Once the treatment has passed the stage when there is money to be made, then these vulnerable souls are expected to be able to cope with this complete change of locus of control on their own.

It is really sick.

Confrontation vs. feel good support

Because denial is part of the disease, or pattern, or symptoms or reality of addiction confrontation is necessary as part of the process of recovery. This is another key area where mental health treatment and 12 Step programs differ completely.  What does denial mean? It means you are absolutely convinced you do not have a problem with drinking or drugs.

So how can you soft pedal to get the attention of someone who will lie, cheat and steal to get what they need to keep their buzz going? It’s harder than that, and mental health treatment professionals don’t wnat to do the really distasteful, hard job of getting in people’s faces and telling them the cold, hard fact that they are out of control and hurting everyone around them.

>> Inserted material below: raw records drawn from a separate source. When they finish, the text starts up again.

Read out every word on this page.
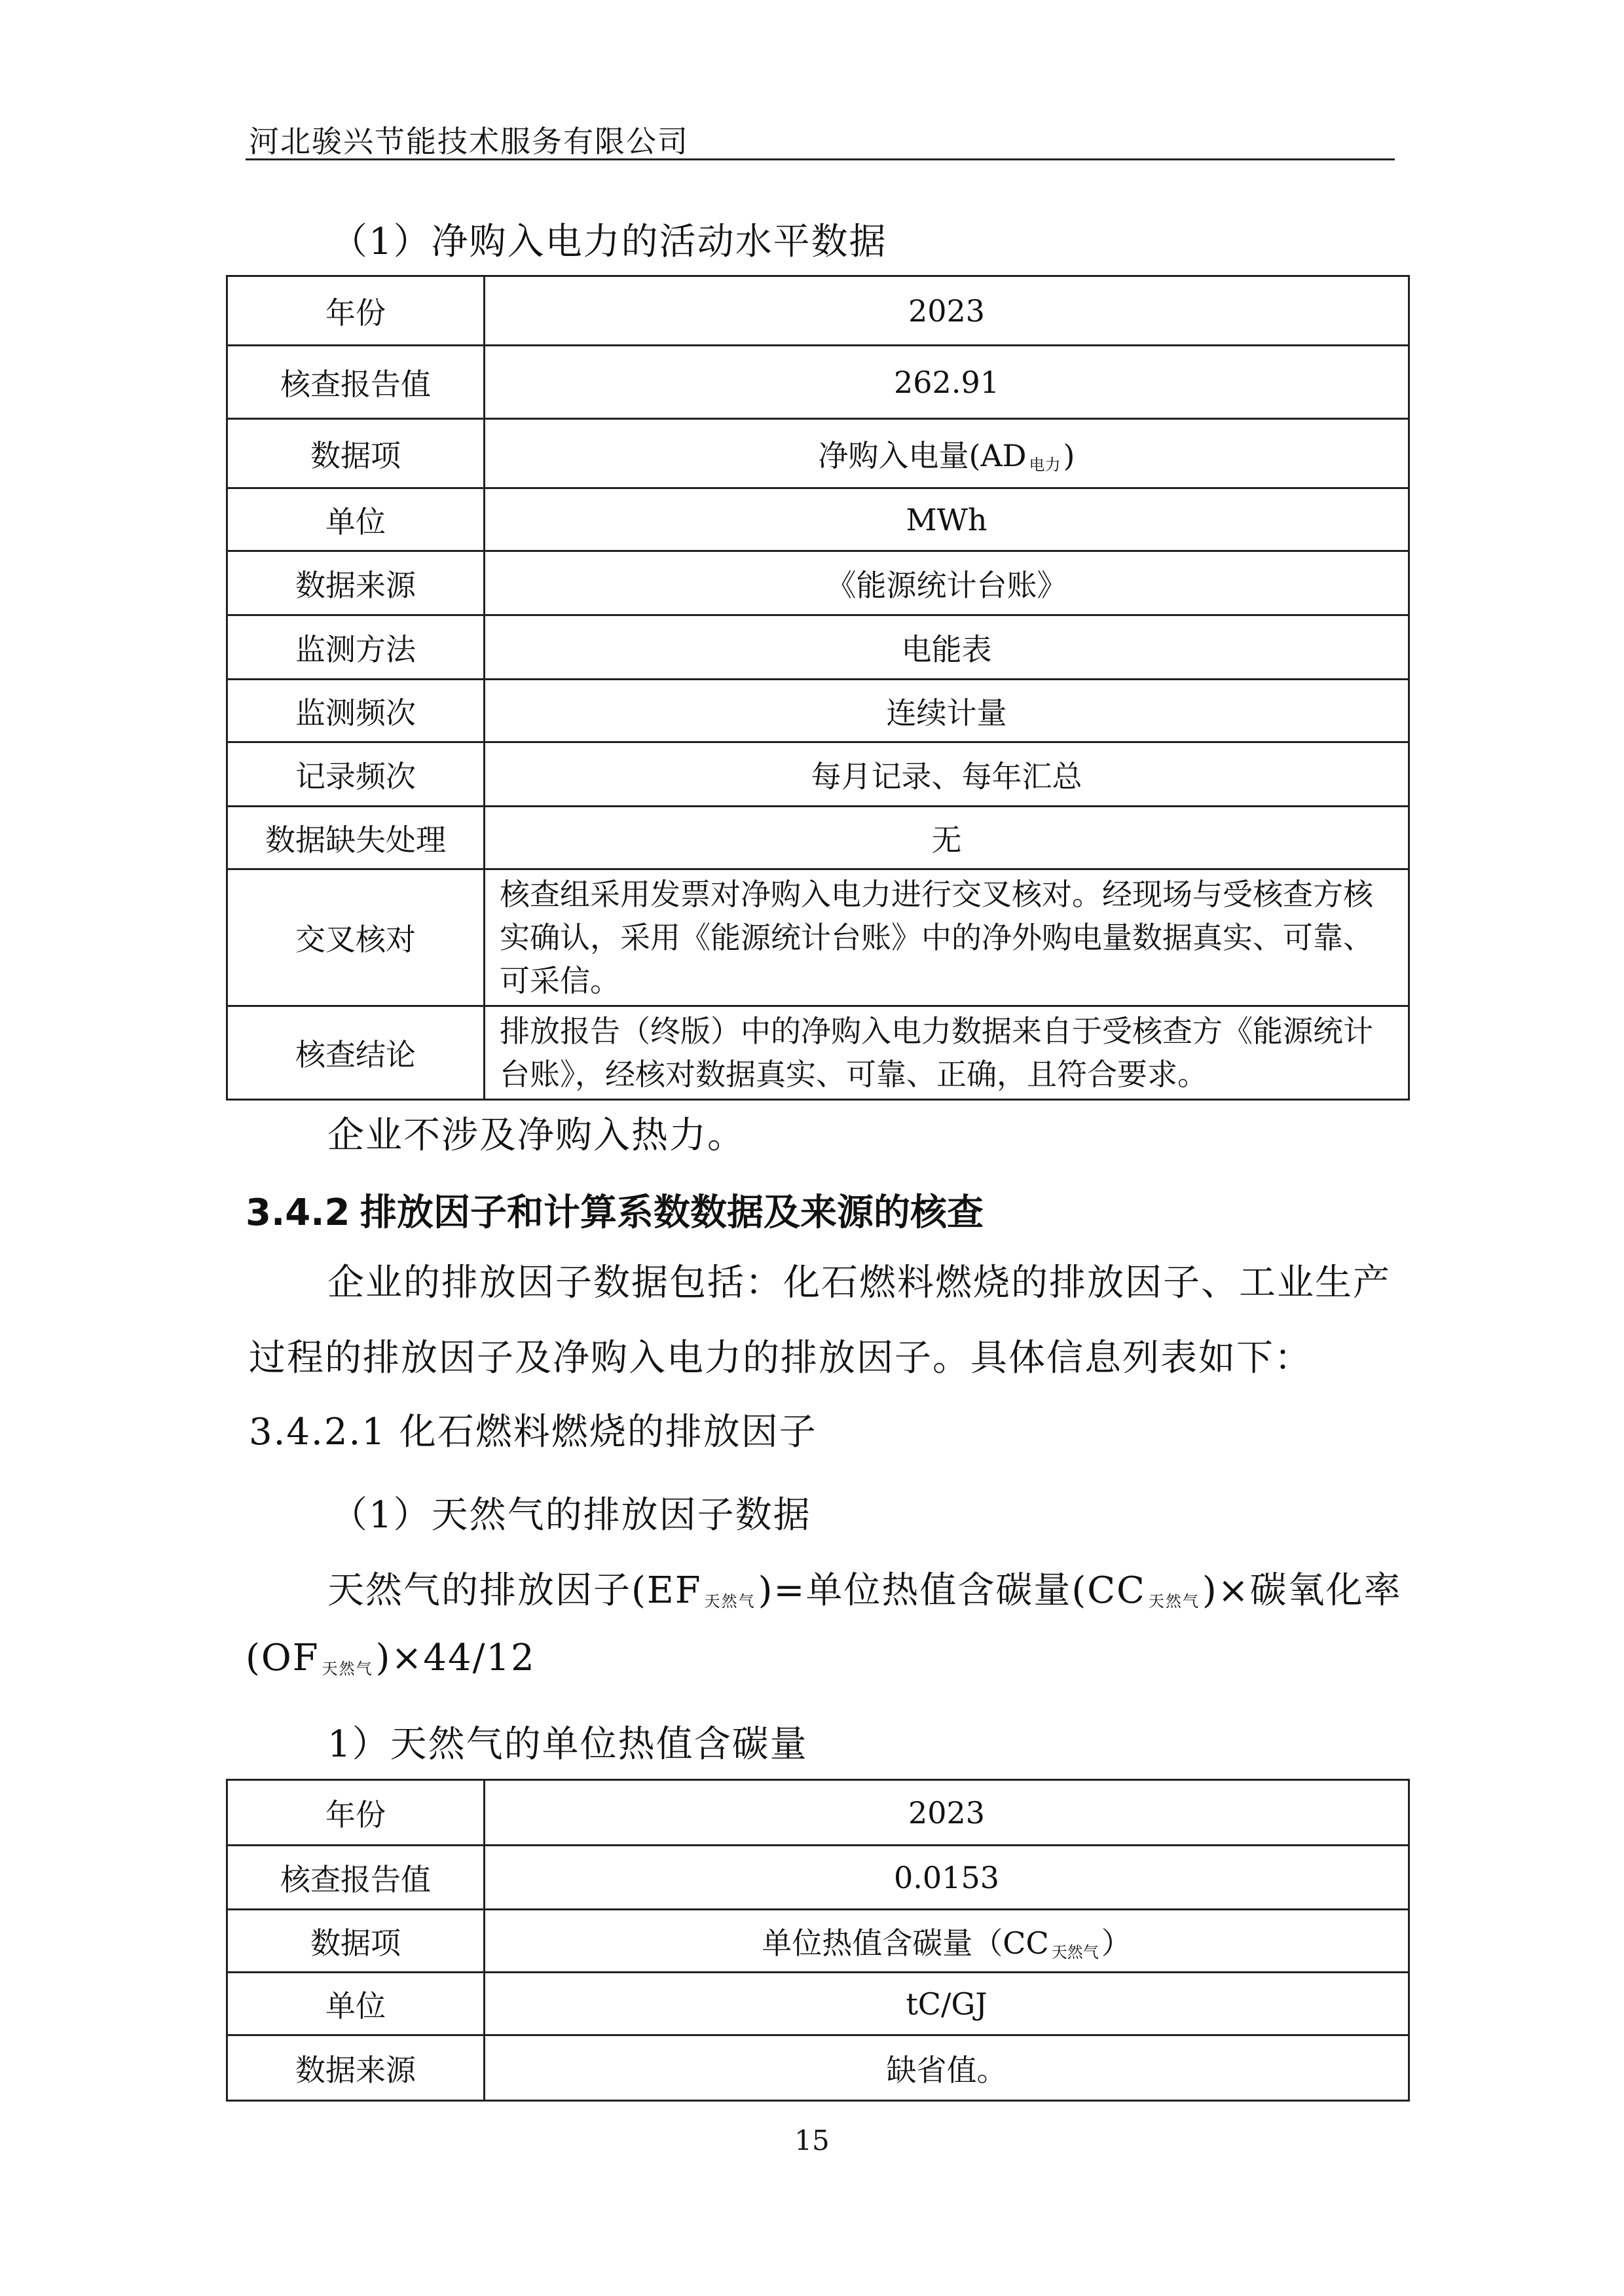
河北骏兴节能技术服务有限公司
（1）净购入电力的活动水平数据
年份	2023
核查报告值	262.91
数据项	净购入电量(AD 电力)
单位	MWh
数据来源	《能源统计台账》
监测方法	电能表
监测频次	连续计量
记录频次	每月记录、每年汇总
数据缺失处理	无
交叉核对	核查组采用发票对净购入电力进行交叉核对。经现场与受核查方核实确认，采用《能源统计台账》中的净外购电量数据真实、可靠、可采信。
核查结论	排放报告（终版）中的净购入电力数据来自于受核查方《能源统计台账》，经核对数据真实、可靠、正确，且符合要求。
企业不涉及净购入热力。
3.4.2 排放因子和计算系数数据及来源的核查
企业的排放因子数据包括：化石燃料燃烧的排放因子、工业生产
过程的排放因子及净购入电力的排放因子。具体信息列表如下：
3.4.2.1 化石燃料燃烧的排放因子
（1）天然气的排放因子数据
天然气的排放因子(EF 天然气)=单位热值含碳量(CC 天然气)×碳氧化率
(OF 天然气)×44/12
1）天然气的单位热值含碳量
年份	2023
核查报告值	0.0153
数据项	单位热值含碳量（CC 天然气）
单位	tC/GJ
数据来源	缺省值。
15
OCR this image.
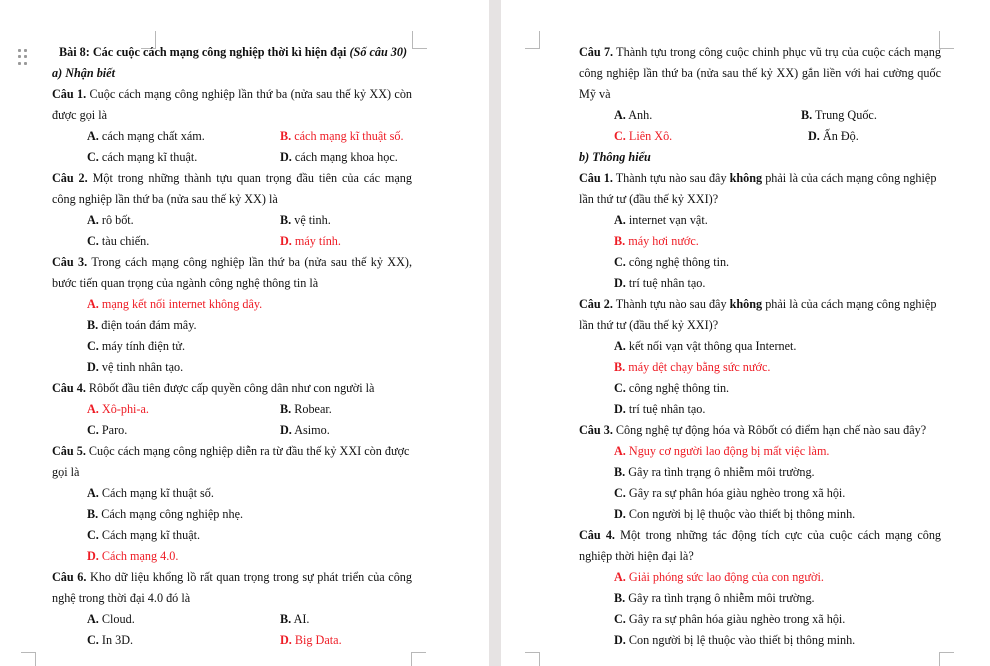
Bài 8: Các cuộc cách mạng công nghiệp thời kì hiện đại (Số câu 30)
a) Nhận biết
Câu 1. Cuộc cách mạng công nghiệp lần thứ ba (nửa sau thế kỷ XX) còn
được gọi là
A. cách mạng chất xám.	B. cách mạng kĩ thuật số.
C. cách mạng kĩ thuật.	D. cách mạng khoa học.
Câu 2. Một trong những thành tựu quan trọng đầu tiên của các mạng
công nghiệp lần thứ ba (nửa sau thế kỷ XX) là
A. rô bốt.	B. vệ tinh.
C. tàu chiến.	D. máy tính.
Câu 3. Trong cách mạng công nghiệp lần thứ ba (nửa sau thế kỷ XX),
bước tiến quan trọng của ngành công nghệ thông tin là
A. mạng kết nối internet không dây.
B. điện toán đám mây.
C. máy tính điện tử.
D. vệ tinh nhân tạo.
Câu 4. Rôbốt đầu tiên được cấp quyền công dân như con người là
A. Xô-phi-a.	B. Robear.
C. Paro.	D. Asimo.
Câu 5. Cuộc cách mạng công nghiệp diễn ra từ đầu thế kỷ XXI còn được
gọi là
A. Cách mạng kĩ thuật số.
B. Cách mạng công nghiệp nhẹ.
C. Cách mạng kĩ thuật.
D. Cách mạng 4.0.
Câu 6. Kho dữ liệu khổng lồ rất quan trọng trong sự phát triển của công
nghệ trong thời đại 4.0 đó là
A. Cloud.	B. AI.
C. In 3D.	D. Big Data.
Câu 7. Thành tựu trong công cuộc chinh phục vũ trụ của cuộc cách mạng
công nghiệp lần thứ ba (nửa sau thế kỷ XX) gắn liền với hai cường quốc
Mỹ và
A. Anh.	B. Trung Quốc.
C. Liên Xô.	D. Ấn Độ.
b) Thông hiểu
Câu 1. Thành tựu nào sau đây không phải là của cách mạng công nghiệp
lần thứ tư (đầu thế kỷ XXI)?
A. internet vạn vật.
B. máy hơi nước.
C. công nghệ thông tin.
D. trí tuệ nhân tạo.
Câu 2. Thành tựu nào sau đây không phải là của cách mạng công nghiệp
lần thứ tư (đầu thế kỷ XXI)?
A. kết nối vạn vật thông qua Internet.
B. máy dệt chạy bằng sức nước.
C. công nghệ thông tin.
D. trí tuệ nhân tạo.
Câu 3. Công nghệ tự động hóa và Rôbốt có điểm hạn chế nào sau đây?
A. Nguy cơ người lao động bị mất việc làm.
B. Gây ra tình trạng ô nhiễm môi trường.
C. Gây ra sự phân hóa giàu nghèo trong xã hội.
D. Con người bị lệ thuộc vào thiết bị thông minh.
Câu 4. Một trong những tác động tích cực của cuộc cách mạng công
nghiệp thời hiện đại là?
A. Giải phóng sức lao động của con người.
B. Gây ra tình trạng ô nhiễm môi trường.
C. Gây ra sự phân hóa giàu nghèo trong xã hội.
D. Con người bị lệ thuộc vào thiết bị thông minh.
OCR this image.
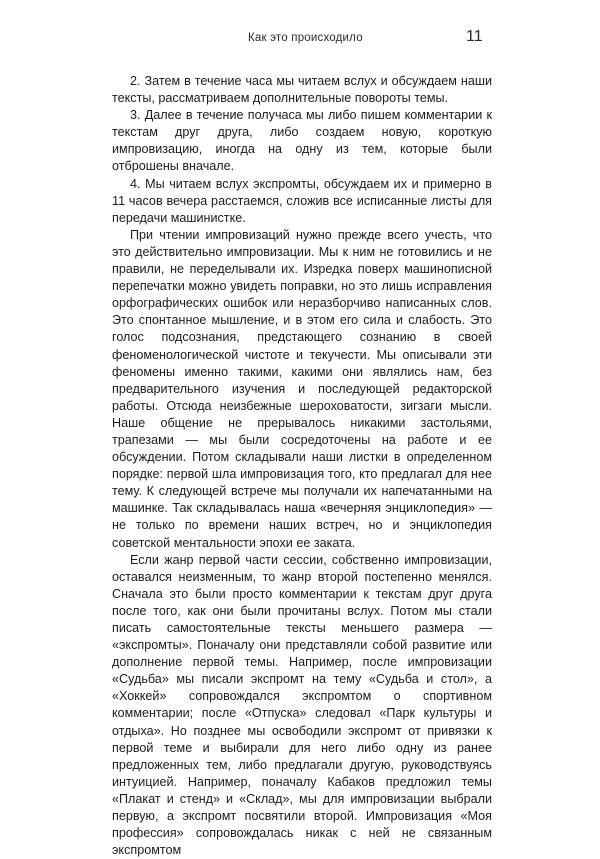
Как это происходило	11

2. Затем в течение часа мы читаем вслух и обсуждаем наши тексты, рассматриваем дополнительные повороты темы.

3. Далее в течение получаса мы либо пишем комментарии к текстам друг друга, либо создаем новую, короткую импровизацию, иногда на одну из тем, которые были отброшены вначале.

4. Мы читаем вслух экспромты, обсуждаем их и примерно в 11 часов вечера расстаемся, сложив все исписанные листы для передачи машинистке.

При чтении импровизаций нужно прежде всего учесть, что это действительно импровизации. Мы к ним не готовились и не правили, не переделывали их. Изредка поверх машинописной перепечатки можно увидеть поправки, но это лишь исправления орфографических ошибок или неразборчиво написанных слов. Это спонтанное мышление, и в этом его сила и слабость. Это голос подсознания, предстающего сознанию в своей феноменологической чистоте и текучести. Мы описывали эти феномены именно такими, какими они являлись нам, без предварительного изучения и последующей редакторской работы. Отсюда неизбежные шероховатости, зигзаги мысли. Наше общение не прерывалось никакими застольями, трапезами — мы были сосредоточены на работе и ее обсуждении. Потом складывали наши листки в определенном порядке: первой шла импровизация того, кто предлагал для нее тему. К следующей встрече мы получали их напечатанными на машинке. Так складывалась наша «вечерняя энциклопедия» — не только по времени наших встреч, но и энциклопедия советской ментальности эпохи ее заката.

Если жанр первой части сессии, собственно импровизации, оставался неизменным, то жанр второй постепенно менялся. Сначала это были просто комментарии к текстам друг друга после того, как они были прочитаны вслух. Потом мы стали писать самостоятельные тексты меньшего размера — «экспромты». Поначалу они представляли собой развитие или дополнение первой темы. Например, после импровизации «Судьба» мы писали экспромт на тему «Судьба и стол», а «Хоккей» сопровождался экспромтом о спортивном комментарии; после «Отпуска» следовал «Парк культуры и отдыха». Но позднее мы освободили экспромт от привязки к первой теме и выбирали для него либо одну из ранее предложенных тем, либо предлагали другую, руководствуясь интуицией. Например, поначалу Кабаков предложил темы «Плакат и стенд» и «Склад», мы для импровизации выбрали первую, а экспромт посвятили второй. Импровизация «Моя профессия» сопровождалась никак с ней не связанным экспромтом
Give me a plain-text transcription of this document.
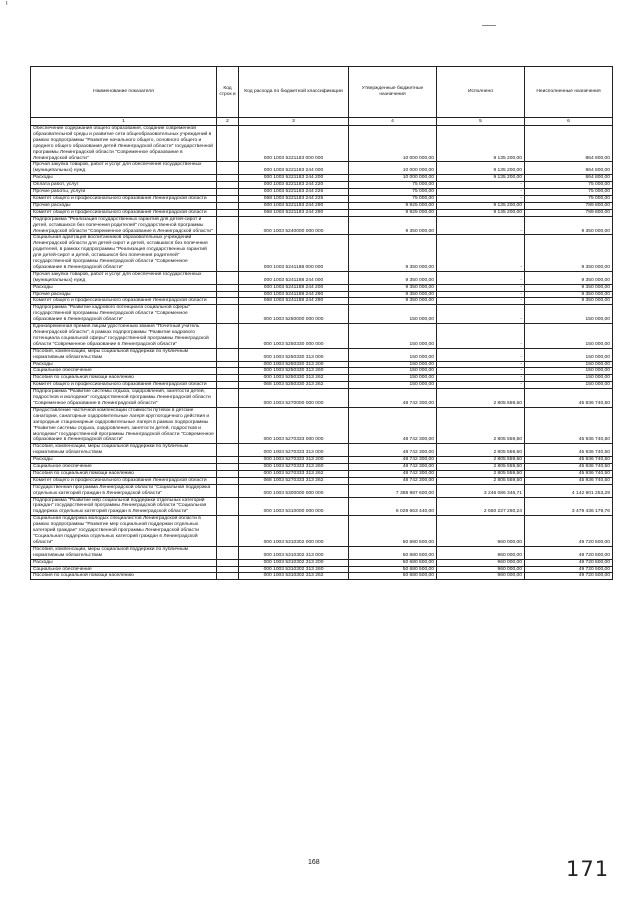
ι
Наименование показателя	Код строк и	Код расхода по бюджетной классификации	Утвержденные бюджетные назначения	Исполнено	Неисполненные назначения
1	2	3	4	5	6
Обеспечение содержания общего образования, создание современной образовательной среды и развитие сети общеобразовательных учреждений в рамках подпрограммы "Развитие начального общего, основного общего и среднего общего образования детей Ленинградской области" государственной программы Ленинградской области "Современное образование в Ленинградской области"		000 1003 5221183 000 000	10 000 000,00	9 135 200,00	864 800,00
Прочая закупка товаров, работ и услуг для обеспечения государственных (муниципальных) нужд		000 1003 5221183 244 000	10 000 000,00	9 135 200,00	864 800,00
Расходы		000 1003 5221183 244 200	10 000 000,00	9 135 200,00	864 800,00
Оплата работ, услуг		000 1003 5221183 244 220	75 000,00	-	75 000,00
Прочие работы, услуги		000 1003 5221183 244 226	75 000,00	-	75 000,00
Комитет общего и профессионального образования Ленинградской области		068 1003 5221183 244 226	75 000,00	-	75 000,00
Прочие расходы		000 1003 5221183 244 290	9 925 000,00	9 135 200,00	789 800,00
Комитет общего и профессионального образования Ленинградской области		068 1003 5221183 244 290	9 925 000,00	9 135 200,00	789 800,00
Подпрограмма "Реализация государственных гарантий для детей-сирот и детей, оставшихся без попечения родителей" государственной программы Ленинградской области "Современное образование в Ленинградской области"		000 1003 5240000 000 000	9 350 000,00	-	9 350 000,00
Социальная адаптация воспитанников образовательных учреждений Ленинградской области для детей-сирот и детей, оставшихся без попечения родителей, в рамках подпрограммы "Реализация государственных гарантий для детей-сирот и детей, оставшихся без попечения родителей" государственной программы Ленинградской области "Современное образование в Ленинградской области"		000 1003 5241188 000 000	9 350 000,00	-	9 350 000,00
Прочая закупка товаров, работ и услуг для обеспечения государственных (муниципальных) нужд		000 1003 5241188 244 000	9 350 000,00	-	9 350 000,00
Расходы		000 1003 5241188 244 200	9 350 000,00	-	9 350 000,00
Прочие расходы		000 1003 5241188 244 290	9 350 000,00	-	9 350 000,00
Комитет общего и профессионального образования Ленинградской области		068 1003 5241188 244 290	9 350 000,00	-	9 350 000,00
Подпрограмма "Развитие кадрового потенциала социальной сферы" государственной программы Ленинградской области "Современное образование в Ленинградской области"		000 1003 5250000 000 000	150 000,00	-	150 000,00
Единовременная премия лицам удостоенным звания "Почетный учитель Ленинградской области", в рамках подпрограммы "Развитие кадрового потенциала социальной сферы" государственной программы Ленинградской области "Современное образование в Ленинградской области"		000 1003 5250330 000 000	150 000,00	-	150 000,00
Пособия, компенсации, меры социальной поддержки по публичным нормативным обязательствам		000 1003 5250330 313 000	150 000,00	-	150 000,00
Расходы		000 1003 5250330 313 200	150 000,00	-	150 000,00
Социальное обеспечение		000 1003 5250330 313 260	150 000,00	-	150 000,00
Пособия по социальной помощи населению		000 1003 5250330 313 262	150 000,00	-	150 000,00
Комитет общего и профессионального образования Ленинградской области		068 1003 5250330 313 262	150 000,00	-	150 000,00
Подпрограмма "Развитие системы отдыха, оздоровления, занятости детей, подростков и молодежи" государственной программы Ленинградской области "Современное образование в Ленинградской области"		000 1003 5270000 000 000	48 742 300,00	2 805 559,50	45 936 740,50
Предоставление частичной компенсации стоимости путевок в детские санатории, санаторные оздоровительные лагеря круглогодичного действия и загородные стационарные оздоровительные лагеря в рамках подпрограммы "Развитие системы отдыха, оздоровления, занятости детей, подростков и молодежи" государственной программы Ленинградской области "Современное образование в Ленинградской области"		000 1003 5270333 000 000	48 742 300,00	2 805 559,50	45 936 740,50
Пособия, компенсации, меры социальной поддержки по публичным нормативным обязательствам		000 1003 5270333 313 000	48 742 300,00	2 805 559,50	45 936 740,50
Расходы		000 1003 5270333 313 200	48 742 300,00	2 805 559,50	45 936 740,50
Социальное обеспечение		000 1003 5270333 313 260	48 742 300,00	2 805 559,50	45 936 740,50
Пособия по социальной помощи населению		000 1003 5270333 313 262	48 742 300,00	2 805 559,50	45 936 740,50
Комитет общего и профессионального образования Ленинградской области		068 1003 5270333 313 262	48 742 300,00	2 805 559,50	45 936 740,50
Государственная программа Ленинградской области "Социальная поддержка отдельных категорий граждан в Ленинградской области"		000 1003 5300000 000 000	7 388 987 600,00	3 246 086 346,71	4 142 901 253,29
Подпрограмма "Развитие мер социальной поддержки отдельных категорий граждан" государственной программы Ленинградской области "Социальная поддержка отдельных категорий граждан в Ленинградской области"		000 1003 5310000 000 000	6 029 663 440,00	2 550 227 260,24	3 479 436 179,76
Социальная поддержка молодых специалистов Ленинградской области в рамках подпрограммы "Развитие мер социальной поддержки отдельных категорий граждан" государственной программы Ленинградской области "Социальная поддержка отдельных категорий граждан в Ленинградской области"		000 1003 5310302 000 000	50 680 500,00	960 000,00	49 720 500,00
Пособия, компенсации, меры социальной поддержки по публичным нормативным обязательствам		000 1003 5310302 313 000	50 680 500,00	960 000,00	49 720 500,00
Расходы		000 1003 5310302 313 200	50 680 500,00	960 000,00	49 720 500,00
Социальное обеспечение		000 1003 5310302 313 260	50 680 500,00	960 000,00	49 720 500,00
Пособия по социальной помощи населению		000 1003 5310302 313 262	50 680 500,00	960 000,00	49 720 500,00
168	171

People who have had experience in therapeutic community treatment milieu  know how to confront someone, clarify what the real problem is, and then put the person back together emotionally and point them in the right direction.  It is an act of love, not an attack.  But they don’t teach that in school, you have to be in it to learn how it works and it is being lost every day as mental health usurps addiction treatment across the board.

Art Therapy effective with addiction

Art therapy is particularly effective in working with addicted folks. Why? Because the whole point of being addicted is to avoid reality and emotions… and art therapy allows people to experience emotions under controlled circumstances.  Addicts and alcoholics are so ‘glib’… such excellent cons, that even they don’t know what they feel.  So when images acquaint them with their own emotions, through the images they created  themselves, they are then able to discuss them within the contained image space.  It works so very well. I know it should be primary therapy of choice. Verbal therapy is less effective because of the glib con factor.  There is also the link between creativity and addiction… but that’s another subject.